If the moon orbits the earth, always presenting the same face to us, does it rotate on its own axis?

It seems a simple question, but its appearance in the London Times in April 1856 set off a war among the English intelligentsia:

    * “A ship sailing round the world presents to the fishes always the same face as the Moon does to us. Coming home again, it will surely not be said that the ship has performed a [rotation].”
    * “Let him perforate a small ivory ball to represent the Moon, pass a wire through it, and bend this wire into a circle of a foot in diameter, and then push the ball round the circumference. Will there then remain any doubt of her not rotating on her axis?”

The answer, as William James would note in his parable of the squirrel, is that “which party is right depends on what you practically mean” by the term in question. Today we’d say that the moon rotates about its axis in the same time it takes to orbit the earth.

Incidentally, Lewis Carroll submitted two letters, but the Times didn’t print them. Perhaps it’s just as well — he was far ahead of everyone else: “I noticed for the first time the fact that though [the moon] only goes 13 times round the earth in the course of the year, it makes 14 revolutions round its own axis, the extra one being due to its motion round the sun.”

Curiosities of Idiom

Breaking both wings of an army is almost certain to make it fly; a general may win the day in a battle fought at night; a lawyer may convey a house, and yet be unable to lift a hundred pounds; a room may be full of married men, and not have a single man in it; a traveler who is detained an hour or two may recover most of the time by making a minute of it; a man killed in a duel has at least one second to live after he is dead; a fire goes out, and does not leave the room; a lady may wear a suit out the first day she gets it, and put it away at night in as good a condition as ever; a schoolmaster with no scholar may yet have a pupil in his eye; the bluntest man in business is generally the sharpest one; Ananias, it is said, told a lie, and yet he was borne out by the by-standers; caterpillars turn over a new leaf without much moral improvement; oxen can only eat corn with the mouth, yet you may give it to them in the ear; food bolted down is not the most likely to remain on the stomach; soft water is often caught when it rains hard; high words between men are frequently low words; steamboat officers are very pleasant company, and yet we are always glad to have them give us a wide berth; a nervous man is trembling, faint, weak, while a nervous style and a man of nerve is strong, firm, and vigorous.

– John Walker Vilant Macbeth, The Might and Mirth of Literature, 1876

The Streetcar Singularity

‘If a man followed the directions of a street-car company,’ said Jones, ‘he would never enter one of its cars.
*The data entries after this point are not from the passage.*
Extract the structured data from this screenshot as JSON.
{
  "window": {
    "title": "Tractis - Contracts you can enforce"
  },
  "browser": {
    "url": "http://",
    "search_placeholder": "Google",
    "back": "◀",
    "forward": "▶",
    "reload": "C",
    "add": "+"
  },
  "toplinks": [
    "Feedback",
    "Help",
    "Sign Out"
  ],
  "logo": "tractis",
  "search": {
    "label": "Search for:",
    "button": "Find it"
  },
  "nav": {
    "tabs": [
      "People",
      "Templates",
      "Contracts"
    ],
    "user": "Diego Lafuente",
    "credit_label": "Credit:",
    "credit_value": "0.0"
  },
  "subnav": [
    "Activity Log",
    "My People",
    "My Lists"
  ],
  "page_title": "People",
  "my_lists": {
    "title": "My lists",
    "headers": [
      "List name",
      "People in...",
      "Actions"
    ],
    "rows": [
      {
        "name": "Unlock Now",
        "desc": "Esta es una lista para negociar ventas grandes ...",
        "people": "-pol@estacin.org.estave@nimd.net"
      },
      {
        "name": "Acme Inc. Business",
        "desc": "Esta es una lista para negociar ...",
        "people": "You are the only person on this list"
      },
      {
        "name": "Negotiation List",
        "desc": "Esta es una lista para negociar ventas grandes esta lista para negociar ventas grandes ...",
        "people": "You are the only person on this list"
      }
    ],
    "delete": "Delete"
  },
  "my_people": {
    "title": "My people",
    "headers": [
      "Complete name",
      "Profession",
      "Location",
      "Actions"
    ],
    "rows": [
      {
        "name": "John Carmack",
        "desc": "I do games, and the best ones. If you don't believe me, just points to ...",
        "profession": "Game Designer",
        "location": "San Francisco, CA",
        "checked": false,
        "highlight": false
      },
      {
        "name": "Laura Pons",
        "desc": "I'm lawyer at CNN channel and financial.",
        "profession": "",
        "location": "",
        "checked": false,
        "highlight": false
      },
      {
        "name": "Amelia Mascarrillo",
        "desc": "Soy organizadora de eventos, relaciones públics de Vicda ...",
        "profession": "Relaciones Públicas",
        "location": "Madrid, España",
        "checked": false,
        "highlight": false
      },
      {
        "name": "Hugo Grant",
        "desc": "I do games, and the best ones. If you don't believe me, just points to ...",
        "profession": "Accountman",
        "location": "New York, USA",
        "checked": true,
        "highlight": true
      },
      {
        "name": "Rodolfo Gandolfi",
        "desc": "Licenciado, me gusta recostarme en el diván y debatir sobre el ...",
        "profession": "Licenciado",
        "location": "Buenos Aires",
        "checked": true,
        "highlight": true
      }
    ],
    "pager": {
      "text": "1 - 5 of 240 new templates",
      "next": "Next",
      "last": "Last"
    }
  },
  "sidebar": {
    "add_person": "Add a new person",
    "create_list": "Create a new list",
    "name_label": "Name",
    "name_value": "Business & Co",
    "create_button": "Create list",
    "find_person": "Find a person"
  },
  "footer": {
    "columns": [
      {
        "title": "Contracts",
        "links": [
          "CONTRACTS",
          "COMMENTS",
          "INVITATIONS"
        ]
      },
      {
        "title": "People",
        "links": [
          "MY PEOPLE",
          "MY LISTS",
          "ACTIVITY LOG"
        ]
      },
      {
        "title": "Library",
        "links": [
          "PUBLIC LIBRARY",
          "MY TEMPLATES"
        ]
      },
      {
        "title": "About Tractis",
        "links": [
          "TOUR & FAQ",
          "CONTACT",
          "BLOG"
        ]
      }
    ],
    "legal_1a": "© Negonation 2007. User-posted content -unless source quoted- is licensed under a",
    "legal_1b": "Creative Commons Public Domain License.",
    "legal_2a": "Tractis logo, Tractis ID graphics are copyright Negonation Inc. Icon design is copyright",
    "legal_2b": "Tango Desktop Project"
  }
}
Once in, paradoxically, he would never leave it. Just read that sign; it says, ‘Passengers are forbidden to enter or leave this car while in motion.’ Now, how in the name of Lindley Murray can a passenger do otherwise than get in motion, while leaving or entering a street car?’

– Marshall Brown, Bulls and Blunders, 1893

Less is More

As part of a modern dance program, Paul Taylor once stood motionless on stage for four minutes.
For its review, Dance Observer magazine ran four inches of white space.

Got it?

There is no Pope John XX. In numbering its pontiffs, the church skipped directly from Pope John XIX to Pope John XXI because confusion in the records led Pope John XX to believe that Pope John XIV had been succeeded by a second Pope John XIV, but that Pope John XV to Pope John XIX had overlooked his existence. So Pope John XX ordered his designation changed to Pope John XXI so that Pope John XV to Pope John XIX could be renumbered Pope John XVI to Pope John XX. But there was no second Pope John XIV, so Pope John XV to Pope John XIX were correctly numbered and the new Pope John XXI should have remained Pope John XX.
Worse, Pope John XVI was a disputed claimant whose number should have been reused, moving all subsequent Popes John back a notch. That hasn’t happened either.
The bottom line is that there’s still time for you to be Pope John XX if you want to. You just need to be elected by the College of Cardinals.